Eritrean troops were heavily engaged in the most recent bout of fighting, prompting authorities there to begin mobilising new conscripts including older men previously spared service.

Analysts and diplomats have repeatedly raised concerns that the conflict threatens to destabilise a swath of east Africa.

“Currently it’s basically just a rehashing of what we saw last year: a back and forth with no one able to land a decisive blow. It looks like it has been contained [in Tigray] … but watching the security reports from around the region is just dizzying,” said one regionally based senior humanitarian working on the conflict, who requested anonymity.

All those involved are accused of widespread human rights abuses. UN-backed investigators said last month they found evidence of war crimes and crimes against humanity by Ethiopian government forces, Tigray forces and Eritrea’s military – including rape, murder and pillage.

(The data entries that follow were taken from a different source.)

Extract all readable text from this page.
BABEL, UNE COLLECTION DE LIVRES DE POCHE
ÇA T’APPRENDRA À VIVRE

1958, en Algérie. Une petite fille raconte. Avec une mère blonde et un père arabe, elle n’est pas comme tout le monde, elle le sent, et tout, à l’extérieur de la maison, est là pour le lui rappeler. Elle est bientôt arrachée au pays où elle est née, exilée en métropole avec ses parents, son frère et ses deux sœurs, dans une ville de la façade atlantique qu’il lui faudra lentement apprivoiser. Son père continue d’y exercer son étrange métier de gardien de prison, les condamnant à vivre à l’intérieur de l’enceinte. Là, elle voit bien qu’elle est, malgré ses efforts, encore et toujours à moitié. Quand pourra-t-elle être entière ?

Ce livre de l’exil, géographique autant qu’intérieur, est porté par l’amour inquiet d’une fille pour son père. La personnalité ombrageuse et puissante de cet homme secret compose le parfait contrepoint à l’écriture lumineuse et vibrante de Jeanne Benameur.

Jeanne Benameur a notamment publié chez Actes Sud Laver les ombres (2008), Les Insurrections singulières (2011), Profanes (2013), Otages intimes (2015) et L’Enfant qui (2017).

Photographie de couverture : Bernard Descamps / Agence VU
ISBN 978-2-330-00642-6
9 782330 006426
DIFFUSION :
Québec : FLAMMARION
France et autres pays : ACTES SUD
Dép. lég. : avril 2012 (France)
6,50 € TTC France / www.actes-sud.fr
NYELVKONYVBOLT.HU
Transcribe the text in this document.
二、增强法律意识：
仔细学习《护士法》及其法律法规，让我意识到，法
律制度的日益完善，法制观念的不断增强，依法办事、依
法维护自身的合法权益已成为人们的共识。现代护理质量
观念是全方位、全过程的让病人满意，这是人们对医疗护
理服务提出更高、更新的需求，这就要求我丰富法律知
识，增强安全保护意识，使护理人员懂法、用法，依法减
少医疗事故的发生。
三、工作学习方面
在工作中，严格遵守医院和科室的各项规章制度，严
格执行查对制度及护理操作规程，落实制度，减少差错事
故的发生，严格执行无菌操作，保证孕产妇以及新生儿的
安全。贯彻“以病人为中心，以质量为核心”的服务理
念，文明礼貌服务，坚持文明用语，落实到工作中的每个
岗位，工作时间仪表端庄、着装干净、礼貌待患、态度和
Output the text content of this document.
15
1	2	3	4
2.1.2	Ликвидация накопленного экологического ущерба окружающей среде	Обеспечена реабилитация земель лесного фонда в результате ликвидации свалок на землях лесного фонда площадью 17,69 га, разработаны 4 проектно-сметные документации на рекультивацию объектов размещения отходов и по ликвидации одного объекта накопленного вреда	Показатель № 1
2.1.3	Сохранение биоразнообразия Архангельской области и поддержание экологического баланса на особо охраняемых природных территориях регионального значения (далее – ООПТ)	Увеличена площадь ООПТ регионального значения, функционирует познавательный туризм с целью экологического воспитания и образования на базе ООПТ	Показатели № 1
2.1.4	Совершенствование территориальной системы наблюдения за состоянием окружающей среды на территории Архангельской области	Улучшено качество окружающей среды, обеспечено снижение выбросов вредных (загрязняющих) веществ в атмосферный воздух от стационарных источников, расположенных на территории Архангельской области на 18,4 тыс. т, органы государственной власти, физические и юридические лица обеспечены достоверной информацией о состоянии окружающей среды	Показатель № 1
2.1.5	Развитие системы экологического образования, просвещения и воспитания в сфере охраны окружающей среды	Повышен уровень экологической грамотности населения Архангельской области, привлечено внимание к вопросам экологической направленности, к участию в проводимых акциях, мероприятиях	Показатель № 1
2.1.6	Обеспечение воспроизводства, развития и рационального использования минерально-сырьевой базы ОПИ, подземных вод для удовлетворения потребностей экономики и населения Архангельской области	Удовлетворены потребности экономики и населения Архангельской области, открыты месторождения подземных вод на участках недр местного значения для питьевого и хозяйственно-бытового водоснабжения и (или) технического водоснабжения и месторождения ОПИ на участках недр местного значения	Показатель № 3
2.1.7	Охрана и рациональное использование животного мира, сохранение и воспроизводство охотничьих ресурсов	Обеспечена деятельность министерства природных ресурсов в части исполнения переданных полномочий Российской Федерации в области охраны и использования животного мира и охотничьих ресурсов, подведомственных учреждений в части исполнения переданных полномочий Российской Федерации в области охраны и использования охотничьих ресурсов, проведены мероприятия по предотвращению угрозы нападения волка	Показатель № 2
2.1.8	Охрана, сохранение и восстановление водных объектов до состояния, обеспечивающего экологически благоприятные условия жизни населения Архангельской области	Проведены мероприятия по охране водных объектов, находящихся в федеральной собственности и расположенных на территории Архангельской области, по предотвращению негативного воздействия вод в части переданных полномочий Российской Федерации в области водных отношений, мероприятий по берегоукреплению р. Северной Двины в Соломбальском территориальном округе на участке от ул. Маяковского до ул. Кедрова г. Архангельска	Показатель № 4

Ethiopia’s government has previously called the UN commission’s investigation “politically motivated”.

The investigators described “an escalation in drone attacks, which are employing explosive weapons with wide-area effects in populated areas”, following the outbreak of renewed fighting.

Hundreds of thousands in Tigray have been displaced in recent weeks but the renewed violence has halted even the already limited flow of aid.

The UN says that the fighting this year has left an estimated 13 million people in Tigray and the neighbouring government-controlled regions of Amhara and Afar in “desperate need of food assistance”.

Prime minister Abiy Ahmed’s government accuses the TPLF, which played a leading role in Ethiopia’s ruling coalition until Abiy came to power in 2018, of trying to reassert Tigrayan dominance over the entire country.

Tigrayan leaders accuse Abiy of repressive government and discrimination against Tigrayans. Both deny each other’s accusations.